John Fea   |  March 25, 2011 Leave a Comment

How often do we professors open the door–both literally and figuratively–to allow students to stop by our office for meaningful conversation.  With very few exceptions, I find that my students come by only when they need something or when I summon them.  I am busy–and many of my students know that–but I hope I am not too busy to have the kinds of conversations that Laurie Fendrich describes in her recent post at Brainstorm.

Here is a taste:

While a professor should never get too chummy with students (if you’re a professor and you have to ask why, you have no business being a professor), an enormous part of being a good college teacher, and delivering a good college education, rests on professors opening the door—literally and metaphorically—to casual conversations, about all sorts of topics, with students outside of class.

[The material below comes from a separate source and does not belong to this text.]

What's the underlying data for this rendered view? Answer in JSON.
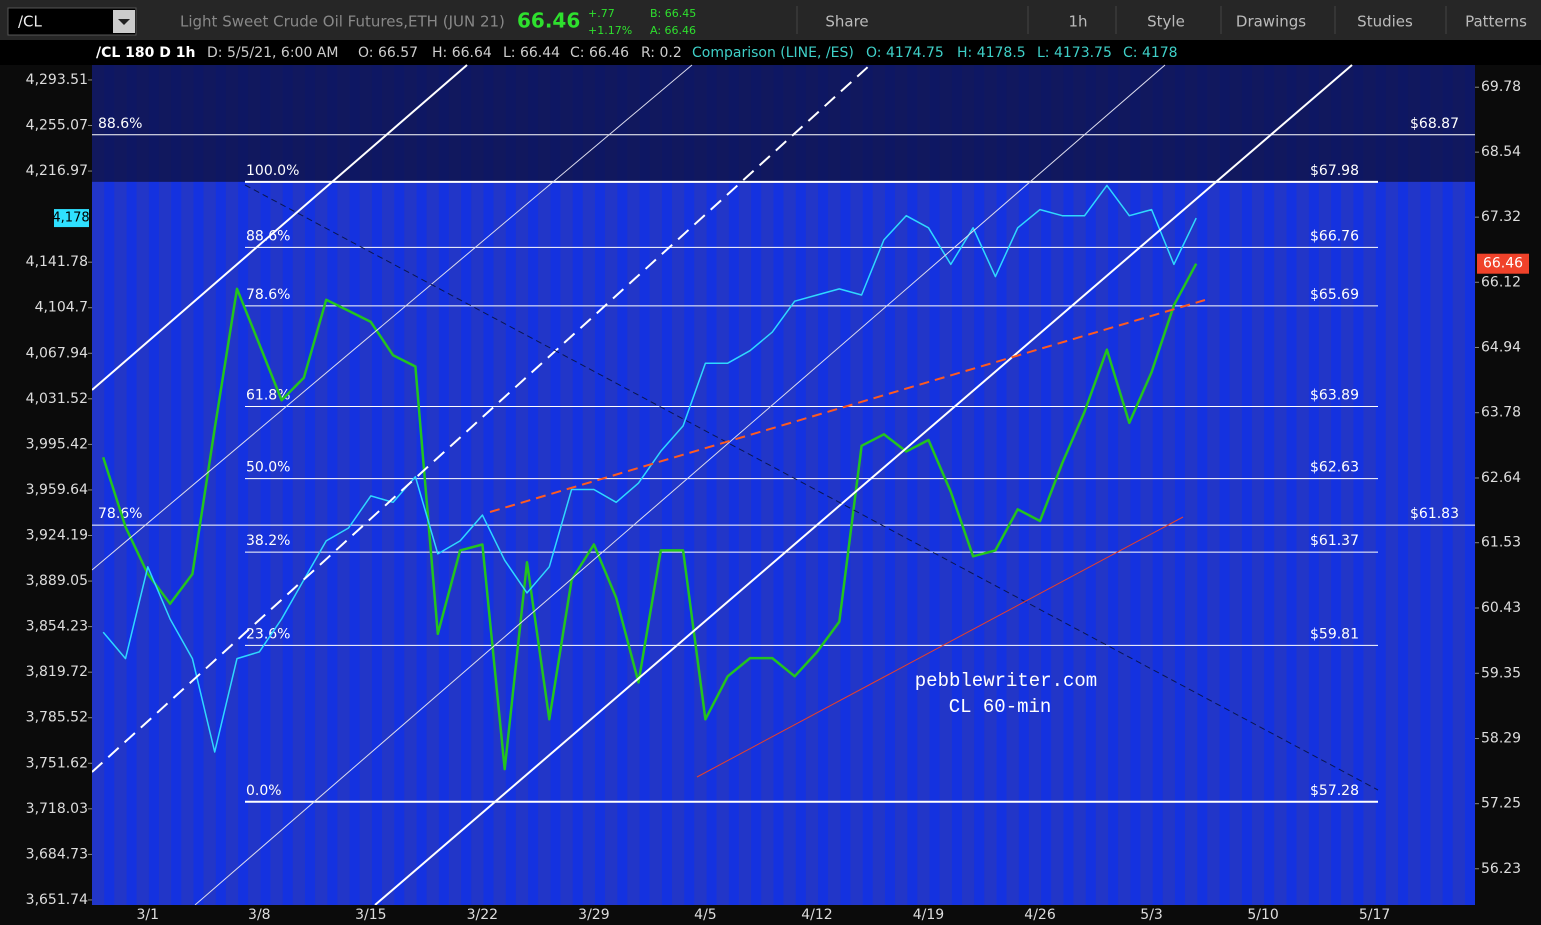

I’m not talking about quick hellos or chats in the hallway, or even about what often evolve into wonderful conversations during regular office hours. The former is old-fashioned, friendly politeness; the latter too packed with student appointments to be completely relaxed. I’m talking about the very different experience that happens when a student casually sits down to talk to a professor who’s hanging out in the office on an off-teaching day.

This past Tuesday, for example, I had to be on campus for some early morning business. I decided to spend the rest of the day in my office doing mindless mop-up committee work, knowing it could easily tolerate interruption. After propping my door open so as to invite walk-ins, I placed my iPod in my dock, wheeled my way to a Rufus Wainwright album, turned up the volume, and sat down at my desk. I flipped open my laptop and began the fascinating task of cutting and pasting emails from colleagues into one long running text for review at our next meeting—cheerfully longing for a walk-in student to rid me of this troublesome task.

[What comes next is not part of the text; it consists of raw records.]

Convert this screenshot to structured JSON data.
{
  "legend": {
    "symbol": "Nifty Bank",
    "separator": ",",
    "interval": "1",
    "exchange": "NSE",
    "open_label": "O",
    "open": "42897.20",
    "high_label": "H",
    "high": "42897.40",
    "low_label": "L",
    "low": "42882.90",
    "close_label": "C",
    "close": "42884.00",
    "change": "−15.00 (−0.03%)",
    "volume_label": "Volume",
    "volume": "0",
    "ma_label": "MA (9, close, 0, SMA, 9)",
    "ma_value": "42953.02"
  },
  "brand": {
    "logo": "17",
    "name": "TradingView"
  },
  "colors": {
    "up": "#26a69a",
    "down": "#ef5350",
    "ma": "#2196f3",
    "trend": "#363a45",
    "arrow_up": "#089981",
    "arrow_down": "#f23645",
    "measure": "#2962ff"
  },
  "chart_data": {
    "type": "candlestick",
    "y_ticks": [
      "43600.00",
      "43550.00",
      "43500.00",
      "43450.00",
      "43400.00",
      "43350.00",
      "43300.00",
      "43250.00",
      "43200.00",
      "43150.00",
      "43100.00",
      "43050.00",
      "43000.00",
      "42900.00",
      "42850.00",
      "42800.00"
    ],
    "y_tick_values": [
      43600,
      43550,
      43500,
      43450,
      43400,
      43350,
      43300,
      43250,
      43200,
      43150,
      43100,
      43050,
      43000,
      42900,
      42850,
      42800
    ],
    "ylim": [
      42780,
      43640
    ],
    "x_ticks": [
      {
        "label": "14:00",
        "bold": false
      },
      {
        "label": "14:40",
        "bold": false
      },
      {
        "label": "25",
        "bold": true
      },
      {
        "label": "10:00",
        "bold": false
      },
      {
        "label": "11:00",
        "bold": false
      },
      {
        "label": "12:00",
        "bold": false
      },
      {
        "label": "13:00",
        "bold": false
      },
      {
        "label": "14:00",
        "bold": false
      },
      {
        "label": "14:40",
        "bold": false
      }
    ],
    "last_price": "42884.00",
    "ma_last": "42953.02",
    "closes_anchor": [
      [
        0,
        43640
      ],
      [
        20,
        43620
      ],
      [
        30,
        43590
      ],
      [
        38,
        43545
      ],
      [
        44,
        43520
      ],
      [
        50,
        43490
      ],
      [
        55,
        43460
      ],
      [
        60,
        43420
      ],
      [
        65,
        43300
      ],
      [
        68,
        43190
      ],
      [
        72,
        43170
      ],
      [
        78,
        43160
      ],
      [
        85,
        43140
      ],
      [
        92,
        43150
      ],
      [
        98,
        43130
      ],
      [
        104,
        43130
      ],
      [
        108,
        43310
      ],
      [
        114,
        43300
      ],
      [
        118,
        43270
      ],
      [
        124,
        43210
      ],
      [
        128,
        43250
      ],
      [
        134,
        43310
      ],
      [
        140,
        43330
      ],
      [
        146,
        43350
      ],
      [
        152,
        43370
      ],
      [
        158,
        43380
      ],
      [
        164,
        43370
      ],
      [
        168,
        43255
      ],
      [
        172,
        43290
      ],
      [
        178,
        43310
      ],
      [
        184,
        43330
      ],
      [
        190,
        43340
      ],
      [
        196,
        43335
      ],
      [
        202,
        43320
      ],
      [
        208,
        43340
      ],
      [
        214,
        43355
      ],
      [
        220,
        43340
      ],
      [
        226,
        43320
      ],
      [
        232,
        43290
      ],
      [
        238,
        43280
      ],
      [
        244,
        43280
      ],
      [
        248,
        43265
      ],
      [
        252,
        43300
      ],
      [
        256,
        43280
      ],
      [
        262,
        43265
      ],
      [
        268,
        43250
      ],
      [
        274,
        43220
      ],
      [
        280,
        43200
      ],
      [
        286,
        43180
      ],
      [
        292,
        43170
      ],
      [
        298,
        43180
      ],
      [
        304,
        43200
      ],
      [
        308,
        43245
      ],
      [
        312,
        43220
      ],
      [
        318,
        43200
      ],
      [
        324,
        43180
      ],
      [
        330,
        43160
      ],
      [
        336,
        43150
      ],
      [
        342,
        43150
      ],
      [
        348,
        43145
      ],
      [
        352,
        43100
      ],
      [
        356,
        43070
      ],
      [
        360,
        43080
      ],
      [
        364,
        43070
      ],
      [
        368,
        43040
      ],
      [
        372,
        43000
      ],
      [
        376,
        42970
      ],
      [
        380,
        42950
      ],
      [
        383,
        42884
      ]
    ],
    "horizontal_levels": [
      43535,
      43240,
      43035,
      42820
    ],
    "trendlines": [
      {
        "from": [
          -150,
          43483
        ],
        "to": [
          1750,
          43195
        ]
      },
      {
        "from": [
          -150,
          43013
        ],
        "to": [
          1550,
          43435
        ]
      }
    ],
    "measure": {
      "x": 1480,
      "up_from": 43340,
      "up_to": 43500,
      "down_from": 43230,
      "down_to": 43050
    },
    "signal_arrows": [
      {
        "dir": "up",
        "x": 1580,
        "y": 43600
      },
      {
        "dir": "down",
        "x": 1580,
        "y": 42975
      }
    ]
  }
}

Students moving through the hallway yelled out, “Hi Professor Fendrich.” A few popped their heads in the door, asking me how things were going.  Still, no bee buzzed in through the door. Then it happened—a student from my intermediate painting class stuck her head through the doorway, then slowly nudged the rest of her body inside the office. She asked if I were busy. “Absolutely not,” I said, shutting my laptop and inviting her to have a seat.

Read the rest here.

Fendrich concludes:

Suffice it to say, all told, I had casual conversations (albeit none quite so intense as this first one) with five different students. I left on the five o’clock bus and was back home, in New York, at 6:30 p.m.  I poured myself a glass of red wine, flipped open my laptop, and finished the job of cutting and pasting my colleagues’ emails into one big report. As far as I’m concerned, I got a lot done on Tuesday.